Aggiungo con gustosa sorpresa che, forse per caso, forse con deliberato consenso, Stambach ci regala una quasi invisibile analogia tra alcuni elementi del suo romanzo e quelli di uno scritto del grande Dostoevskij (La Mite, numero 721 della Piccola Biblioteca Adelphi, di cui parlerò in altra circostanza). Molte sono le “coincidenze letterarie” tra i due racconti, che cominciano entrambi con lo sbatterti in faccia l’epilogo della storia; che ti descrivono in modo identico (età, colore degli occhi e dei capelli) il personaggio femminile, e in modo quasi identico la sua malattia; che si inerpicano lungo quei soliloquia di cui parlavamo sopra, con tutti quegli identici sbalzi di umore e di passione, con tutte quelle contraddizioni così simili (come le autocondanne e subito dopo le autogiustificazioni), che finiscono per farteli somigliare quasi per forza, almeno in certi precisi punti. Davanti a siffatte similarità si crede davvero poco alle coincidenze, tanto più che a Stambach, che conferisce al suo protagonista un immenso amore per la letteratura russa, non penso sia sembrata così astrusa l’idea di omaggiarne in tal modo il più autorevole rappresentante. I protagonisti dei relativi racconti, presentando ancora un esempio, si rivolgono l’uno ai “cari signori” e l’altro al “caro lettore”; ed era questa una tipica consuetudine di Gogol, che Dostoevskij fu accusato di aver spudoratamente copiato: ne consegue che Ivan Isaenko (avendo letto tanto l’uno quanto l’altro) dev’essersi talmente rimpinzato di questi marcatori da farli suoi quando, da lettore che era, si trovò a doversi improvvisare scrittore, redattore di se stesso, o suo stesso imputato. Può essere un caso? Forse. In ogni caso, si tratta sono solo legittime supposizioni in bilico sull’orlo di una prova contraria.

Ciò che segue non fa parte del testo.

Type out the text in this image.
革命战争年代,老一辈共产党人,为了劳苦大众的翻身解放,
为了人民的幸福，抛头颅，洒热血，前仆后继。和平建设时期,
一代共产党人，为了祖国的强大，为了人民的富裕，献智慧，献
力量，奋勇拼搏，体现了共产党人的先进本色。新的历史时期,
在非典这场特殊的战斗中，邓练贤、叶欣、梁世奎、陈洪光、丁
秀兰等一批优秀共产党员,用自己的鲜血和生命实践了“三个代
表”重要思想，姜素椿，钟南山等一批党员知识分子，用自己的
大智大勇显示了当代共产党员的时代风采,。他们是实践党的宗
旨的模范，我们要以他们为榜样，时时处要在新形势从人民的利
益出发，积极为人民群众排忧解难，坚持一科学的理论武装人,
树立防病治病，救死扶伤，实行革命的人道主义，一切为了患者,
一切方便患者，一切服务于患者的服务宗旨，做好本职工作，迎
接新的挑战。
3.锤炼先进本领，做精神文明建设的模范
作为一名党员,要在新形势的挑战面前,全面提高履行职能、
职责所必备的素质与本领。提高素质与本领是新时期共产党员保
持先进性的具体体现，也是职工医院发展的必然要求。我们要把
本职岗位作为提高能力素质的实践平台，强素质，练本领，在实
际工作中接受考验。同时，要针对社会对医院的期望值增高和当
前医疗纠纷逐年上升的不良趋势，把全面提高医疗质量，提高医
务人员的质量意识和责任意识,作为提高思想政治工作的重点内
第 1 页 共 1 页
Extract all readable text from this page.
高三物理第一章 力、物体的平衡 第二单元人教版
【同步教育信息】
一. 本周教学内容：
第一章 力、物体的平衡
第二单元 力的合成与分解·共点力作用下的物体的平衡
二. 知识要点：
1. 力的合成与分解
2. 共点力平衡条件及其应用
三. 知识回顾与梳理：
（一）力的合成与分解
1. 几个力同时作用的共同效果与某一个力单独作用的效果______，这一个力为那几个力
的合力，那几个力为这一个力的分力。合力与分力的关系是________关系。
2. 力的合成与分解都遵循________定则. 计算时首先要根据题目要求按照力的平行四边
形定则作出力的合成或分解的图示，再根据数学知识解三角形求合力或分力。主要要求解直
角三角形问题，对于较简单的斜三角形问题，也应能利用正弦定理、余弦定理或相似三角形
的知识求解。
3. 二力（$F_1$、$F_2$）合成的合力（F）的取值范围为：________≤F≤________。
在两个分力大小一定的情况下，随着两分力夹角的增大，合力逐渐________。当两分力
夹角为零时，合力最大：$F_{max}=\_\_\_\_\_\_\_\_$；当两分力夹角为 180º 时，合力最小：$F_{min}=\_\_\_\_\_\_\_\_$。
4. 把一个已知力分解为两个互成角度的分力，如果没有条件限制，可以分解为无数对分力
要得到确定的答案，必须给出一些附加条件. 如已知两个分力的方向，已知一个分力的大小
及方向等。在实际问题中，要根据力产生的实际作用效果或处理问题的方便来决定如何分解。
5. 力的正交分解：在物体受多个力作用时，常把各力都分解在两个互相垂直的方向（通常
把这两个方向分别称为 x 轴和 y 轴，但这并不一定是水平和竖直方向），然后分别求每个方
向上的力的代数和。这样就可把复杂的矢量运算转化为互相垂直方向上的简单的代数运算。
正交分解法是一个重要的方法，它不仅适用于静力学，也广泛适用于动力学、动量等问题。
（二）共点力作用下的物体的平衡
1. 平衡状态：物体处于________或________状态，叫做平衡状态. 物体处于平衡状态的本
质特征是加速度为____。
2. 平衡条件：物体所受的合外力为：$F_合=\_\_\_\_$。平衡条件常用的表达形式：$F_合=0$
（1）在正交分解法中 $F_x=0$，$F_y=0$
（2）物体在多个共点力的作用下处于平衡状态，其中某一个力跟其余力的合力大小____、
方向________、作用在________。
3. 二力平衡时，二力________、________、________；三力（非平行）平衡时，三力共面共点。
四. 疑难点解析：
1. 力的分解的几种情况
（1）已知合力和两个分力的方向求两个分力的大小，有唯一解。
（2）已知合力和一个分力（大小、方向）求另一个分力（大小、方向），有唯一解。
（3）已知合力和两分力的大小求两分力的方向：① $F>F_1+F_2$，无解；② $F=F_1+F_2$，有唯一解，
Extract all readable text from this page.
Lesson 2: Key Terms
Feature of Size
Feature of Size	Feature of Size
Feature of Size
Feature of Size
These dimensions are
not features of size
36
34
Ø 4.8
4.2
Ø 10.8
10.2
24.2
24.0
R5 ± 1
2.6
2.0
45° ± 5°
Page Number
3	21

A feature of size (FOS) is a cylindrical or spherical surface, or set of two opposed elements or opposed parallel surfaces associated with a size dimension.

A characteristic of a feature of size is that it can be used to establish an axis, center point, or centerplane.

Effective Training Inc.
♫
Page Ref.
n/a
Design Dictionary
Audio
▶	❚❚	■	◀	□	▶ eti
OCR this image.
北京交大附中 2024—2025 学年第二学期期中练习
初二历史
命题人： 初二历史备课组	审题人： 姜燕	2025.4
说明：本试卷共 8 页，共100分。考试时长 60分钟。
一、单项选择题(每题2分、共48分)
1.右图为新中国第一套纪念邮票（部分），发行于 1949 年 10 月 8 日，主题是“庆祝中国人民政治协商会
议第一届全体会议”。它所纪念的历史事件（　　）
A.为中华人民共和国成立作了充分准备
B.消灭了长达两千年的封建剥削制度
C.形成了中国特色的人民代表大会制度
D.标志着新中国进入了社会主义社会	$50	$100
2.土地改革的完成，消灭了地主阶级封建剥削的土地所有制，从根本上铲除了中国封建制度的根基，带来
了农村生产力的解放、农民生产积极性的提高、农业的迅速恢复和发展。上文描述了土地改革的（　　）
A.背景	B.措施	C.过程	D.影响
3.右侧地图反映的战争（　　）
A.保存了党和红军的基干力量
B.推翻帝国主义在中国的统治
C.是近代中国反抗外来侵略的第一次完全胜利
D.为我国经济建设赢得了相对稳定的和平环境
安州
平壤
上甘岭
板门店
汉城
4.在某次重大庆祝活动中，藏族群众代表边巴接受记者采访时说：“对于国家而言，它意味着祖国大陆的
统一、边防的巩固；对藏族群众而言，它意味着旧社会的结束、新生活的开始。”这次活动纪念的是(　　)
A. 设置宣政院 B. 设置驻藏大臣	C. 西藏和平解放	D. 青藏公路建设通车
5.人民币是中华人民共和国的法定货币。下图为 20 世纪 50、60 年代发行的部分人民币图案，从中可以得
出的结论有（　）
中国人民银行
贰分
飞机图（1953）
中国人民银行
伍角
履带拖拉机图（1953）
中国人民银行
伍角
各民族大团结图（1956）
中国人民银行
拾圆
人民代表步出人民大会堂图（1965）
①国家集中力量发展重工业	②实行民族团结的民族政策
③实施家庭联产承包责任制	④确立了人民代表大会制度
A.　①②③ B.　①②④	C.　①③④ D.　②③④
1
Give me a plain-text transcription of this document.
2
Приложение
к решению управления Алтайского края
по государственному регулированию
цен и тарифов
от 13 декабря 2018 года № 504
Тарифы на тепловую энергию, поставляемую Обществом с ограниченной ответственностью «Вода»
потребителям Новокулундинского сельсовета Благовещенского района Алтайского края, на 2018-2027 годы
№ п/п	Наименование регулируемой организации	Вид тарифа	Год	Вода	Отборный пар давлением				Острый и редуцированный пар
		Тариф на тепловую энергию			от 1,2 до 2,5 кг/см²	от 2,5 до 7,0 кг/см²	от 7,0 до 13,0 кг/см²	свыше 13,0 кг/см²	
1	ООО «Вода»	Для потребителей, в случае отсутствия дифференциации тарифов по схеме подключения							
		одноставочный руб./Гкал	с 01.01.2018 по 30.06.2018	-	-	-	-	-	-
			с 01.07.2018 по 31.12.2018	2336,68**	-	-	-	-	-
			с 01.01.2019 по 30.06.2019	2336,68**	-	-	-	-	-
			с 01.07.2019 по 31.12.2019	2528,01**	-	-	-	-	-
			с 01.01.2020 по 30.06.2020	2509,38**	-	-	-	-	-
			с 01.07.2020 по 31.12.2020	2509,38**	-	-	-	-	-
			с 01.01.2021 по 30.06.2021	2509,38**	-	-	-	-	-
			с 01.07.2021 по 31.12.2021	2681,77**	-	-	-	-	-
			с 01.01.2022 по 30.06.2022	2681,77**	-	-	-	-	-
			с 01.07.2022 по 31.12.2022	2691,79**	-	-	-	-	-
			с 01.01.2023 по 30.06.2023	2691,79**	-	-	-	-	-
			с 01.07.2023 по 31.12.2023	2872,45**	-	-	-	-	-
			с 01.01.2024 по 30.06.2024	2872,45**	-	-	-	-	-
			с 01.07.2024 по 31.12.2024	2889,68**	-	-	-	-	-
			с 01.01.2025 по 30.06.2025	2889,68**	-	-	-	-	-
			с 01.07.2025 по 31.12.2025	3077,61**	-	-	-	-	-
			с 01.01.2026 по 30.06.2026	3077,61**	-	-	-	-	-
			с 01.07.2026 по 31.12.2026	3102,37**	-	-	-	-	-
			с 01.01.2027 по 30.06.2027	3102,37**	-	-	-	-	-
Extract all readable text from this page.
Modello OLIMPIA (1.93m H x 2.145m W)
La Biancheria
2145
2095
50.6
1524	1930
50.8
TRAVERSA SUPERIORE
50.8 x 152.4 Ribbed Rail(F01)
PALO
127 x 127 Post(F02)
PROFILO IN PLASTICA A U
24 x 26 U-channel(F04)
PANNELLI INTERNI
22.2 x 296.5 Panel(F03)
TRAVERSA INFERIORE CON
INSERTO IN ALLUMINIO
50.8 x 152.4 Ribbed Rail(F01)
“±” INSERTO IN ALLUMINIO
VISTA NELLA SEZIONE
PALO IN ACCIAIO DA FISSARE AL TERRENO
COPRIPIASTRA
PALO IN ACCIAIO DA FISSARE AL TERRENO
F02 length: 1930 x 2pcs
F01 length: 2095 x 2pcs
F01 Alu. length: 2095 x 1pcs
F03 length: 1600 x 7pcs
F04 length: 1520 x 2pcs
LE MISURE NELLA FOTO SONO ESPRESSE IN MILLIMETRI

Rimangono infine alcuni deliziosi e simpatici inciampi, che ci spieghiamo solo attraverso l’enorme distanza che separa gli Stati Uniti dalla Bielorussia, o quella ancora maggiore che separa le competenze di un professore di matematica e fisica da quelle di un ematologo. Come quando un’infermiera esclama: «Oh, San Tommaso d’Aquino!» e ci si chiede cosa c’entri il patriarca della Scolastica medievale con la spiritualità ortodossa, al punto di farne oggetto di una simile invocazione in luogo di un più probabile: «Oh, San Giovanni Crisostomo!». O ancora, l’aver scambiato un midollo spinale con un midollo osseo.
Ma questi sono dettagli che, mentre si legge un libro come questo, possono rimanere facilmente impigliati tra le palpebre di chi poi deve scrivere qualcosa, e magari è stato più attento solo per questo.
Per tutti coloro che invece leggono e basta, senza l’incarico di dover poi scrivere una recensione (ma che una sintesi dovranno farla lo stesso!), e che quindi non rischiano di arenarsi in insignificanti particolari, consiglio di percorrere questo lungo e brevissimo romanzo che si legge… tutto d’un fiato. Quasi tutto in un sospiro.
Esiste un nocciolo più potente di quello di Chernobyl, capace di emettere radiazioni decisamente più penetranti, capace di far ammalare dell’unica malattia che non uccide o, se lo fa, ti uccide per salvarti. Questo nocciolo è il cuore dell’uomo. Il più meraviglioso tra tutti i disastri.